Ms. Griner pleaded guilty last week after the Russian authorities accused her of having a vape cartridge with hashish oil in her luggage at an airport near Moscow on Feb. 17. The guilty plea could potentially accelerate her case’s conclusion, clearing a path for either a deal with the United States to free her or, perhaps, a request for clemency.
But the harshest outcome — a possible 10-year sentence in a Russian penal colony — remains on the table despite the contention by Ms. Griner’s lawyers that she packed the smoking cartridges by mistake.
With legal experts saying that a guilty verdict is all but a foregone conclusion in a justice system that heavily favors the prosecution, Ms. Griner’s chances at freedom could depend on whether the Washington, despite its acrimonious relations with Moscow, can make a deal for her release.
Her best hope, experts say, is that the Biden administration carries out an exchange by releasing a Russian jailed in the United States. Russian media outlets have linked her case to Viktor Bout, a Russian arms dealer known as the “Merchant of Death,” who is serving a 25-year federal sentence in Illinois for conspiring to sell weapons to people who said they planned to kill Americans.
Secretary of State Antony J. Blinken has vowed that the U.S. government will not back down until Ms. Griner and other “wrongfully detained Americans” are brought home. But her case, which has garnered the attention of many in the American sports world, has prompted criticism that Washington is not doing enough to secure her release.
The case is also bound up in issues of race, gender and sexuality. Ms. Griner is Black and openly gay, and her many supporters have worried that her chances for a fair trial are even more remote in Russia, a country where gay people face routine discrimination.

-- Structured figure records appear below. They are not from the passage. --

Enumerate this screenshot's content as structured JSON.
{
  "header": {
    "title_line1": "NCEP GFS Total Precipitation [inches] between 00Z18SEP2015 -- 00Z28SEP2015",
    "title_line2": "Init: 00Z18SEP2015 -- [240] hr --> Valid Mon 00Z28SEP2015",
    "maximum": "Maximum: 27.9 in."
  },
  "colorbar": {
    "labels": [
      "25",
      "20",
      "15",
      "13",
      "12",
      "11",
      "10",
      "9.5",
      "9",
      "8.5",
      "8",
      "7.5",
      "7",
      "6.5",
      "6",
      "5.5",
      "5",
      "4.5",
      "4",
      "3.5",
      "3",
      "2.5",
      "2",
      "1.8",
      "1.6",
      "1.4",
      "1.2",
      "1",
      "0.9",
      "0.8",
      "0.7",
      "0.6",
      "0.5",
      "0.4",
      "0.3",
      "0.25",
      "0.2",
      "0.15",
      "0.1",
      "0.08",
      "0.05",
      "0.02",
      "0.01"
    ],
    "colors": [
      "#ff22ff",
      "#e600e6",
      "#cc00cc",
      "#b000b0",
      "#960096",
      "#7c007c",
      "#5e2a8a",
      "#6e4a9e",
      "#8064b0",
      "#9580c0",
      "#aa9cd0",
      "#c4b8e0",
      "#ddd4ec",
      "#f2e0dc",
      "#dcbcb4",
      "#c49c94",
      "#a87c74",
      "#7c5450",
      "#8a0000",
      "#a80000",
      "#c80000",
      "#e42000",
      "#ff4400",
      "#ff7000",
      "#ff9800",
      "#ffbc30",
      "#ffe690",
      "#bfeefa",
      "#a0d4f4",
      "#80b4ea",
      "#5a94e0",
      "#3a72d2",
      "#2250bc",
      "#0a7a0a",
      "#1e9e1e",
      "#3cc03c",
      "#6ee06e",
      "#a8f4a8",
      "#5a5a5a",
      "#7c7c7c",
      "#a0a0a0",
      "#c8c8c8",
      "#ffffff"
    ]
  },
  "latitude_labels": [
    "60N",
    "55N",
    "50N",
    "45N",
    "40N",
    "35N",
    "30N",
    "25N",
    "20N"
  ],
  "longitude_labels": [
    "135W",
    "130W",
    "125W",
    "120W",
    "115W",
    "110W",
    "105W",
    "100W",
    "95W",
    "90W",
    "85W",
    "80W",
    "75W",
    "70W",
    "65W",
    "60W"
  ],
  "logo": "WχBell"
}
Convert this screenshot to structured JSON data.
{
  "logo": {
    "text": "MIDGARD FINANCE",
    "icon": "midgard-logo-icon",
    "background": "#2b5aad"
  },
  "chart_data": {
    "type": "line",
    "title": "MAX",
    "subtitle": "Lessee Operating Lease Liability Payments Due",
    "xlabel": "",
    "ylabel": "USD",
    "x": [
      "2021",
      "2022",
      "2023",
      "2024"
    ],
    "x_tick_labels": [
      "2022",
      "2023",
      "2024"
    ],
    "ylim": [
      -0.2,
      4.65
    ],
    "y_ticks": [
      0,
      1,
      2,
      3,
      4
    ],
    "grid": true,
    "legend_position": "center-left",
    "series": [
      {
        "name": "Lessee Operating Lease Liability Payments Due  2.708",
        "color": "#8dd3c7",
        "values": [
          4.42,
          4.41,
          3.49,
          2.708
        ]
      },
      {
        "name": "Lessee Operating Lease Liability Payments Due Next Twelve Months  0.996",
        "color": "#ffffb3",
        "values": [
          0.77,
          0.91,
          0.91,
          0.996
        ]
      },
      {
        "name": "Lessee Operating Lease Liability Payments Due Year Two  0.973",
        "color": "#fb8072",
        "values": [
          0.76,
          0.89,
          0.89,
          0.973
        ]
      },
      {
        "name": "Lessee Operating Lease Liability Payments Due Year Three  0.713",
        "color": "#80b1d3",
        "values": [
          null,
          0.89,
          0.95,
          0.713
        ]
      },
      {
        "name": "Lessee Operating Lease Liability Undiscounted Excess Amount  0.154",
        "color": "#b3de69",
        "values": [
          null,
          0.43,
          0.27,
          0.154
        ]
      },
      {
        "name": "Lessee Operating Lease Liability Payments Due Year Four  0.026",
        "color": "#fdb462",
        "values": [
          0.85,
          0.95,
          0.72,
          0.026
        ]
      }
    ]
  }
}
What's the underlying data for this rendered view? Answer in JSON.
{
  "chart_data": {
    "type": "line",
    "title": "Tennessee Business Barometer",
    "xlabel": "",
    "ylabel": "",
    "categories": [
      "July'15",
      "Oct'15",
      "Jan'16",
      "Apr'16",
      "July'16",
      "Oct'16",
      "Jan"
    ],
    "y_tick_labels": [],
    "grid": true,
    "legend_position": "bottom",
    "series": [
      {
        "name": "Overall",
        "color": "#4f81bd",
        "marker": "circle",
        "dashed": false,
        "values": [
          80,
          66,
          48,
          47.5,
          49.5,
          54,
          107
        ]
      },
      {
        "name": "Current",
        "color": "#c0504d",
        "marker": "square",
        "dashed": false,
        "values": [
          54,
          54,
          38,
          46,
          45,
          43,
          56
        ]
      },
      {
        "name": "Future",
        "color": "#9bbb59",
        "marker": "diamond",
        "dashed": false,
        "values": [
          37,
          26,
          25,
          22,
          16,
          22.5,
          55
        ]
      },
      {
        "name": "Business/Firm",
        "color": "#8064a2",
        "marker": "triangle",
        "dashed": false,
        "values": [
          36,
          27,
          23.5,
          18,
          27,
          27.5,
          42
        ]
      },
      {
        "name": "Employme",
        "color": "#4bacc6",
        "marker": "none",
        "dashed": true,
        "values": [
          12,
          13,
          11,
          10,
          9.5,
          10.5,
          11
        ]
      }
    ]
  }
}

The American basketball superstar LeBron James recently appeared to criticize the U.S. government’s efforts to bring Ms. Griner home. “Now, how can she feel like America has her back?” Mr. James said in a trailer for an episode of his television show, “The Shop: Uninterrupted.” “I would be feeling like, ‘Do I even want to go back to America?’” He later clarified in a tweet on Tuesday that he “wasn’t knocking our beautiful country.”
Before Thursday’s hearing, Ms. Griner’s lawyer, Maria Blagovolina, said that her guilty plea wouldn’t affect the trial’s pace.
“The court will be looking at all evidence in any case,” said Ms. Blagovolina, a partner at Rybalkin, Gortsunyan, Dyakin, a Moscow law firm, adding: “We hope that her guilty plea would make the court more lenient.”
Asked whether Ms. Griner would be asking for clemency, Ms. Blagovolina said that for now her legal team was focused on the trial and would need to wait for the verdict before making any decisions.
Whatever the outcome of the case, the emotional cost for Ms. Griner, who has two Olympic gold medals, has been severe.
“I’m terrified I might be here forever,” Griner wrote in a recent letter to President Biden, adding, “Please don’t forget about me.”